Neural Networks 101: Part 4 - Neural Network Layers
Understanding Layers of a Neural Network
Neural Networks are organized by “layers”. This means each layer performs a transformation on the input data using the weights and bias, applied to a function e.g. a Linear Function y = mx + b
.
$ m = weights $
$ x = input data $
$ b = bias $
In between each layer, there is an Activation Function (e.g. ReLU or sigmoid) that transforms the output of the previous layer as appropriate input into the next layer.
This is important since it introduces non-linearity allowing the Neural Network to model complex patterns. Without the Activation Function, the Neural Network would become one continuous line.
When we see visual representations of Neural Networks like in the image below, we can view each layer. Transformations on the input data are performed on the nodes and the arrows are the Activation Functions before passing the data to the next layer.
Each layer has certain terms:
- The first layer is known as the input layer, this is the layer that first handles the input data. It doesn’t perform transformations, it distributes the data into the subsequent layers
- Subsequent layers are called hidden layers, this is where the majority transformations are applied. They are called “hidden” layers since they don’t interact with the external environment (initial input or final output)
- The final layer is the output layer, this where the final prediction is delivered
Here’s another representation of a Neural Network.

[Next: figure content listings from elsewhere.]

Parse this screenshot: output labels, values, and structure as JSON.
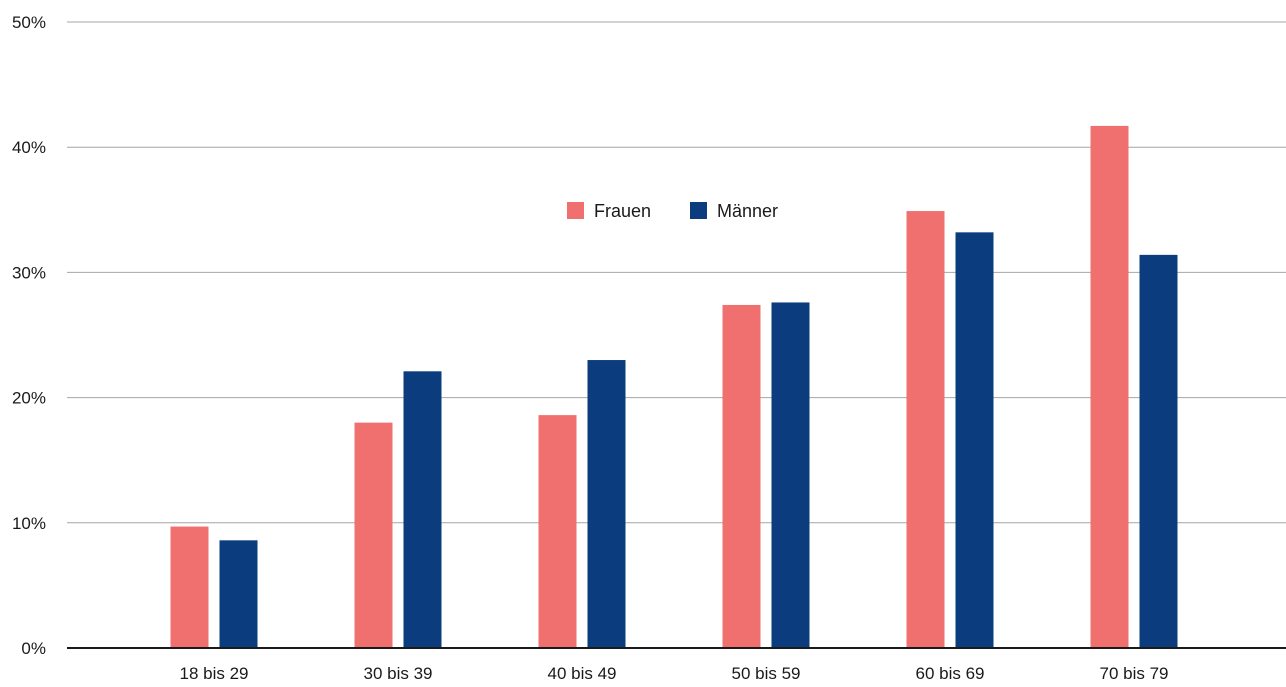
{
  "chart_data": {
    "type": "bar",
    "categories": [
      "18 bis 29",
      "30 bis 39",
      "40 bis 49",
      "50 bis 59",
      "60 bis 69",
      "70 bis 79"
    ],
    "series": [
      {
        "name": "Frauen",
        "color": "#f07070",
        "values": [
          9.7,
          18.0,
          18.6,
          27.4,
          34.9,
          41.7
        ]
      },
      {
        "name": "Männer",
        "color": "#0b3d7e",
        "values": [
          8.6,
          22.1,
          23.0,
          27.6,
          33.2,
          31.4
        ]
      }
    ],
    "title": "",
    "xlabel": "",
    "ylabel": "",
    "ylim": [
      0,
      50
    ],
    "yticks": [
      0,
      10,
      20,
      30,
      40,
      50
    ],
    "ytick_labels": [
      "0%",
      "10%",
      "20%",
      "30%",
      "40%",
      "50%"
    ],
    "grid": true,
    "legend": {
      "placement": "top-center",
      "entries": [
        "Frauen",
        "Männer"
      ]
    }
  }
}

This is using Pytorch Sequential and Pytorch Linear and Pytorch ReLU.
simple_net = nn.Sequential(
nn.Linear(PIXEL_SIZE, 30),
nn.ReLU(),
nn.Linear(30, 30),
nn.ReLU(),
nn.Linear(30, 30),
nn.ReLU(),
nn.Linear(30, 30),
nn.ReLU(),
nn.Linear(30, 30),
nn.ReLU(),
nn.Linear(30, 30),
nn.ReLU(),
nn.Linear(30, 30),
nn.ReLU(),
nn.Linear(30, 30),
nn.ReLU(),
nn.Linear(30, 30),
nn.ReLU(),
nn.Linear(30, 1),
)
We can see that in our simple_net
there’s 9 learnable layers, represented as nn.Linear(30, x)
. The first layer is the input layer, so its not a learnable layer.
If we do a step through the Neural Net:
- The Neural Network initializes the weights and bias and the input data to an output size of 30 values
- Subsequent hidden layers will apply the weights and bias to the input data of 30 values and then output 30 values. The Activation Function will be applied to the 30 values to introduce non-linearity and the 30 values are used as input in the next layer
- This process continuous through the layers until it reaches the final layer, the output layer. The output layer has one value, which will be our prediction
Backpropagation
If we remember in the previous blog posts, Backpropagation is the technique of calculating the gradients and then updating the weights and bias.
Using the Python code example above, Backpropagation is the movement backwards from the output to the input but using each layers output as part of the calculation of the gradient.
Different Types of Neural Networks
Feed Forward Network
The types of Neural Networks we’ve been using in these blog posts are Feed Forward Neural Networks
.
Feed Forward Neural Networks are characterized as information flowing in one direction, from input to output layers. They are a straight forward type of Network since layers don’t have any loops or cycle mechanisms.
Feed Forward Neural Networks are prevelant in image recognition/classification Models.
Convolution Neural Network (CNN)
In this series of blog posts, we’ve more or less been generalizing over a Convolution Neural Network.
A CNN is a type of Feed Forward Neural Network that has been traditionally used for image classification/recognition.